The Nonsense About Vers Libre

Vanity Fair, December 1915, Vol. 5 No. 4, p 65

“VERS LIBRE” is French. France being, in part at least, a free country, we may dare a free translation of it. Here it is: Vers libre—free words—free metrical worms. Vers means worms—so there you are. We cannot here pause to differentiate the species; the trichina is, of course, very common. But in all vers libber, there is one common characteristic, it has no vertebra.

Now it is very hard to keep the rules of a sonnet; to find words to aptly wedded to thought and music that all semblance of artificiality becomes lost; but it is no way out of the difficulty to write something which is entirely different, to call it a free sonnet, and then ask the world to admire it. Nor does it constitute literary distinction to remark some point common to all collocations of words such as stress, cadence, rhythm, aptness of imagery, or absence of meaning, and to describe the result as stressism. You can sit down hard on the piano, and nobody is going to mind very much; but if you conclude the performance by boasting that you have avoided the technique and formality of Beethoven, somebody may want to kick you.

Vers libre and stuff of its kind is not exactly new. “Piers Plowman” is all vers libre, but the author of it never insisted that his work contributed a “school.”

School are the curse of art. The artist is a lone wolf. The moment that you put two artists together their art becomes negligible. The business of the artist is with God, and not with man. To produce a masterpiece, you must first have a master through, white-hot; and you have next to get it fixed in words, or notes, or paint, or stone. One is inspiration; the other technique. One is useless without the other; but the inspiration comes first.

The business of technique is to be inconspicuous. It is like the manners of a gentleman. And the free form is always a parvenu; his loudness and self-assertiveness prove it. Nobody minds what he writes, so long as he gets the thought presented in the simplest and clearest and most forcible way. This is so difficult to do that there is not a perfect fifty line passage of poetry, or a perfect thousand words of prose, in the English language. To write a single sentence is an achievement; and it only comes by infinite practice added to a great original genius.

But the verslibrist—pray observe the lovely word it has coined to describe itself—recess nothing of all this. It writes something, anything; and then proceeds to prove that it is better then Shakespeare and Shelly and Swinburne and Swift and Sterne and Smollet and Stevenson—stylists all. The artist is a workman, and he never stops to admire his output. His mental attitude is ecstasy; he is beyond time and space; his contemporaries do not exist for him. The moment this ceases to be true, he becomes a common creature of the earth, a pushing tradesman. The free worm is too often egged in trying to become a guinea-worm—or hack-writer worm, like Hall Caine, or Cyrus Townsend Brady.

SO, the more restrictions we place upon art, the better that art will become. We must not publish our youthful metrical monkey-tricks—like out Chant Royals or our Villanelles—because they cannot possibly come out exactly right; language will not suffer such extremely tight lacing. A perfect sonnet, even, is a miracle beyond the hope of any rational poet. But, by trying to write Rondeaux and Ballades and Pantoums, a poet becomes the master of the essential difficulties of language; they are his “five-finger exercises”; and when he has burnt about a million of them, perhaps, by God’s grace, a thought will come to him,

and he will get it written down in moderately decent prose, or even in one of the simpler stanza forms of verse. You can recognize success in writing because the product has this quality; it is inevitable. It is like a Greek tragedy; it is like Nature herself. It has being and form in perfect harmony. It is impossible to go into its details; for there are no details. They are all absorbed into the living unity of the whole; much as in the human body, the cells are observed into the living man. Anything which stands out in art, is deformity, or disease, or weakness.
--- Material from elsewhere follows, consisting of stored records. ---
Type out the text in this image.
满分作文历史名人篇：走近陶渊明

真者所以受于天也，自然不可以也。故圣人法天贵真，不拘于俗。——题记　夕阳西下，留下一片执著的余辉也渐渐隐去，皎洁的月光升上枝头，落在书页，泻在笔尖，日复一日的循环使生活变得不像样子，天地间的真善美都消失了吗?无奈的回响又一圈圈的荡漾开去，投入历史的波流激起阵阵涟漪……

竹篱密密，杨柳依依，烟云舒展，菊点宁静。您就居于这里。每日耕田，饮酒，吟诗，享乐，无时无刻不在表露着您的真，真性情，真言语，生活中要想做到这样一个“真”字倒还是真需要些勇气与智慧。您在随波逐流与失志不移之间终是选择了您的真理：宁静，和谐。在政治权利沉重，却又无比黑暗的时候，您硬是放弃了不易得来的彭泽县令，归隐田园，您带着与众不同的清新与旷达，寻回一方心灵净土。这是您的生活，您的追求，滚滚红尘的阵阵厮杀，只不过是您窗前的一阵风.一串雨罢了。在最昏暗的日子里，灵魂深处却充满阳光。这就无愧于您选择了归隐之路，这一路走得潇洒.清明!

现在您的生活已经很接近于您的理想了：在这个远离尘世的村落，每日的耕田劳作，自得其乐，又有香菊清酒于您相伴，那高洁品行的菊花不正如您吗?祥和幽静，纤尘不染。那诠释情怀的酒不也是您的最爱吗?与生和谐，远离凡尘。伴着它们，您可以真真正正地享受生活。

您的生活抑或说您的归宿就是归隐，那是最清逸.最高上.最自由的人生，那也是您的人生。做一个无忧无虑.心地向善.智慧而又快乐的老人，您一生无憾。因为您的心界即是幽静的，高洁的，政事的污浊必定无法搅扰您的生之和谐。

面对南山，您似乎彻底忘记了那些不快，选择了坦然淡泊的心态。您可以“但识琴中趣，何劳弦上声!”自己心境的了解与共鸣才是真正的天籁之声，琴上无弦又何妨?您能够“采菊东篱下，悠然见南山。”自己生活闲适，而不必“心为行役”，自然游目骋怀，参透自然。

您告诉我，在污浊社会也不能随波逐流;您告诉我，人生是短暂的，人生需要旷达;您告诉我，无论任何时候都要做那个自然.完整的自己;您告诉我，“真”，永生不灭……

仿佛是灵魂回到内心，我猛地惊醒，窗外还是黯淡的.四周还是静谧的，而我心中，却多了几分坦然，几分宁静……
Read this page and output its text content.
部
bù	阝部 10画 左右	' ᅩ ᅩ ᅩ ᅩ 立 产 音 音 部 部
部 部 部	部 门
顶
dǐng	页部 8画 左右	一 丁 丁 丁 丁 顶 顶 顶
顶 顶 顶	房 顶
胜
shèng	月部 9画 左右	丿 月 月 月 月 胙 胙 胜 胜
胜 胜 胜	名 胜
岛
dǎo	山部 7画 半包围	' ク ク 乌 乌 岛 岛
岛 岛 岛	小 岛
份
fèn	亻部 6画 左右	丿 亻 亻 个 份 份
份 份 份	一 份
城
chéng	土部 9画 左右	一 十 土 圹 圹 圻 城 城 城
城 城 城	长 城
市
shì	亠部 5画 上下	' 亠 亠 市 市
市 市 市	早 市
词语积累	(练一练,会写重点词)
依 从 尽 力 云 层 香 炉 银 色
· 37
Consider the long bad passage in the middle of “Kubla Khan”, and the anticlimax of the last verse of the “Ode to a Nightingale!” Even in so short a verse-form as the sonnet, one would hesitate to pick a perfect half-dozen. Even in so simple a verse-form as the heroes, one is put to it to quote a dozen consecutive perfect couplets. (Swinburne’s “Anactoria” would be our first candidate.)

IF the free worms be really masters of the language, let them show it by producing just one perfect sonnet by way of advertisement. If their lack of ideas and lack of music, as well as their disproportion, redundancy and a dozen other faults, are not immediately evident, then we may begin to take their poets seriously. Until then, we shall maintain that this article is the greatest extant masterpiece of English, composed in cataleptic triturated parallelepipeds of a rhythmic—mot justiste—borborogmic paraprosdokian-aposeiopesis, the flower of the Washington Square or Dutch Oven School of Literature; or perhaps it would be even cleverer to claim that it is not writing at all, but sculpture, or aviation, or imageless iconography, or something—anything—which it is obviously not. Then, a lot of my readers will look surprised, and I can pity them.